In stage I, cancer has formed and is 2 centimeters or smaller and is found in the oropharynx only.

Stage II

In stage II, the cancer is larger than 2 centimeters but not larger than 4 centimeters and is found in the oropharynx only.

Stage III

In stage III, the cancer is either:

  • 4 centimeters or smaller; cancer has spread to one lymph node on the same side of the neck as the tumor and the lymph node is 3 centimeters or smaller; or
  • larger than 4 centimeters or has spread to the epiglottis (the flap that covers the trachea during swallowing). Cancer may have spread to one lymph node on the same side of the neck as the tumor and the lymph node is 3 centimeters or smaller.

Stage IV

Stage IV is divided into stage IVA, IVB, and IVC as follows:

  • In stage IVA, cancer:
    • has spread to the larynx, front part of the roof of the mouth, lower jaw, or muscles that move the tongue or are used for chewing. Cancer may have spread to one lymph node on the same side of the neck as the tumor and the lymph node is 3 centimeters or smaller; or
    • has spread to one lymph node on the same side of the neck as the tumor (the lymph node is larger than 3 centimeters but not larger than 6 centimeters) or to more than one lymph node anywhere in the neck (the lymph nodes are 6 centimeters or smaller), and one of the following is true:

 

      • tumor in the oropharynx is any size and may have spread to the epiglottis (the flap that covers the trachea during swallowing); or
      • tumor has spread to the larynx, front part of the roof of the mouth, lower jaw, or muscles that move the tongue or are used for chewing.
  • In stage IVB, the tumor:
    • surrounds the carotid artery or has spread to the muscle that opens the jaw, the bone attached to the muscles that move the jaw, nasopharynx, or base of the skull.

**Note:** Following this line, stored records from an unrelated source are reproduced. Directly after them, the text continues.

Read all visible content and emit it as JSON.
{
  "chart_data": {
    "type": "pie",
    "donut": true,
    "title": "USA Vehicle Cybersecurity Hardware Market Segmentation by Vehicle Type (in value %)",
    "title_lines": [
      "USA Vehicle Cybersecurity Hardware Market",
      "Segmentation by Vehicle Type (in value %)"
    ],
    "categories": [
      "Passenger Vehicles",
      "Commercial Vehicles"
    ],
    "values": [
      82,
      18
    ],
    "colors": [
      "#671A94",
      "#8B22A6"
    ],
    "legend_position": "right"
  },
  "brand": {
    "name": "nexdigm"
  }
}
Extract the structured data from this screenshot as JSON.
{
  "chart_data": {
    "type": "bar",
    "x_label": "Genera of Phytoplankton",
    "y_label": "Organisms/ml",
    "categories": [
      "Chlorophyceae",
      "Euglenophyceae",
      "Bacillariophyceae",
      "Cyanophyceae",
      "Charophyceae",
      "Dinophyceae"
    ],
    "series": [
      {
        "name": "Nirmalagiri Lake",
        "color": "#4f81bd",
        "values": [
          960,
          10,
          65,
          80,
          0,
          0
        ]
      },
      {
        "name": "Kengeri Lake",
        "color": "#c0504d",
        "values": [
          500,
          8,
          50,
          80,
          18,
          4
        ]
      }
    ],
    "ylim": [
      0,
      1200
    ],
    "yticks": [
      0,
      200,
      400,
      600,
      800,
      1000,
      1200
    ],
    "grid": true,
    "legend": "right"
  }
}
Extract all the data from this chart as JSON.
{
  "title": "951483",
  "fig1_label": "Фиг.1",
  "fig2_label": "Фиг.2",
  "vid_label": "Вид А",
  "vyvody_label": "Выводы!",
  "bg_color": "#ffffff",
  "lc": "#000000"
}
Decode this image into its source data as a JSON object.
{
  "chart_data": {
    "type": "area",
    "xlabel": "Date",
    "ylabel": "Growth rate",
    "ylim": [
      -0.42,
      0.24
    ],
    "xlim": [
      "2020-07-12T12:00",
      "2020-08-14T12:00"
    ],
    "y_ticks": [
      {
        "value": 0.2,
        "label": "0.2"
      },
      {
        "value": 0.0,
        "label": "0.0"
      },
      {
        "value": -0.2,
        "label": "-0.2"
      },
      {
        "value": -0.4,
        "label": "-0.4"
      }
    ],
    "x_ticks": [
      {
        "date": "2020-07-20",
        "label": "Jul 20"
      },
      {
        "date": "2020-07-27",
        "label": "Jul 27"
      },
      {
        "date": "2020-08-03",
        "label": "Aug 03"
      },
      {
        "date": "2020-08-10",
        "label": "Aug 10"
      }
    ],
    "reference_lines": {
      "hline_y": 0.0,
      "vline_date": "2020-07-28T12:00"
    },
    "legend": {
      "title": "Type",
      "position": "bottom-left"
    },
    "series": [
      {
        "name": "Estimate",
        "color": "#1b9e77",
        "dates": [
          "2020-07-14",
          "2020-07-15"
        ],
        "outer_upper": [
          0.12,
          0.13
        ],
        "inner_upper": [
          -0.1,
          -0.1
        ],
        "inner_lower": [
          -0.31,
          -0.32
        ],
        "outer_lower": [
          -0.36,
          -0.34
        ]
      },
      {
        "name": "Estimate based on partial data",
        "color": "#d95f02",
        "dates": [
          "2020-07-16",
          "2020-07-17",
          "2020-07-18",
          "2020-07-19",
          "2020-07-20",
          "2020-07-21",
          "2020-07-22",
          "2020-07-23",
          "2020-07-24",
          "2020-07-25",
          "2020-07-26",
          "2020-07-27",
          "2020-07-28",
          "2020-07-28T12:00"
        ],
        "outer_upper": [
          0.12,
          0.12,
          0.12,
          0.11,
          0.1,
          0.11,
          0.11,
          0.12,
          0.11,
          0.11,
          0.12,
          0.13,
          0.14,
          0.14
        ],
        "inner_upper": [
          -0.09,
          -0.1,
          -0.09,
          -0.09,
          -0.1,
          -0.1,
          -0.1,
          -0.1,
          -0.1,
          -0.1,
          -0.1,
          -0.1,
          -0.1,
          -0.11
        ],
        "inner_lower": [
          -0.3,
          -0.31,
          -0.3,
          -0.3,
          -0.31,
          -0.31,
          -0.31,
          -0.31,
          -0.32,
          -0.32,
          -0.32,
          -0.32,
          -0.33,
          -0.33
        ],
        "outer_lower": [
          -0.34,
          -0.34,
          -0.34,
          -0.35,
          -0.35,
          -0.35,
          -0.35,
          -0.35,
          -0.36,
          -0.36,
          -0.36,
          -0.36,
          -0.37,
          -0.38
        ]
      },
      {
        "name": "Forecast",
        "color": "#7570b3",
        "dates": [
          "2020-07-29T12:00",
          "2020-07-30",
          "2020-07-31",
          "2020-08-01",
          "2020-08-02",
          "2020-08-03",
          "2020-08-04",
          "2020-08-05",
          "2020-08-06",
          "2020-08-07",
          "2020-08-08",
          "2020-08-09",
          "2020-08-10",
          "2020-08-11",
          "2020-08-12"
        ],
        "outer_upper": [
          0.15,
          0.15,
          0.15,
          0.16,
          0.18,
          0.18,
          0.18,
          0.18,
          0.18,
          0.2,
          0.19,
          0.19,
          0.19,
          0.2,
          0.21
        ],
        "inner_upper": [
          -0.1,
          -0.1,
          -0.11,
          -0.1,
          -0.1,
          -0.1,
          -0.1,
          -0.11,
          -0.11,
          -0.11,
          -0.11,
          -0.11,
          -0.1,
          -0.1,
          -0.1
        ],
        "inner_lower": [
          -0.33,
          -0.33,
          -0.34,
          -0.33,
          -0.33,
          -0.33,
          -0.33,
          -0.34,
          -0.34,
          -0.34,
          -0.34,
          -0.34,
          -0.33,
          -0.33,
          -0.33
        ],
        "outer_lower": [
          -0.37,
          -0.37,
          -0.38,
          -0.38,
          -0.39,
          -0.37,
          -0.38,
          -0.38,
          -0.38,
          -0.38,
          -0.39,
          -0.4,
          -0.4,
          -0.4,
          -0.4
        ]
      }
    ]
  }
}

Cancer may have spread to one or more lymph nodes which can be any size; or
    • may be any size and has spread to one or more lymph nodes that are larger than 6centimeters.
  • In stage IVC, the tumor may be any size and has spread beyond the oropharynx to other parts of the body, such as the lung, bone, or liver.

Treatment of oropharyngeal cancer

Two types of standard treatment are used.
  • Surgery
  • Radiation therapy
Additionally, new types of treatments are being tested in clinical trials.  These include chemotherapy, hyperfractionated radiation therapy, hyperthermia therapy, and radiosensitizers.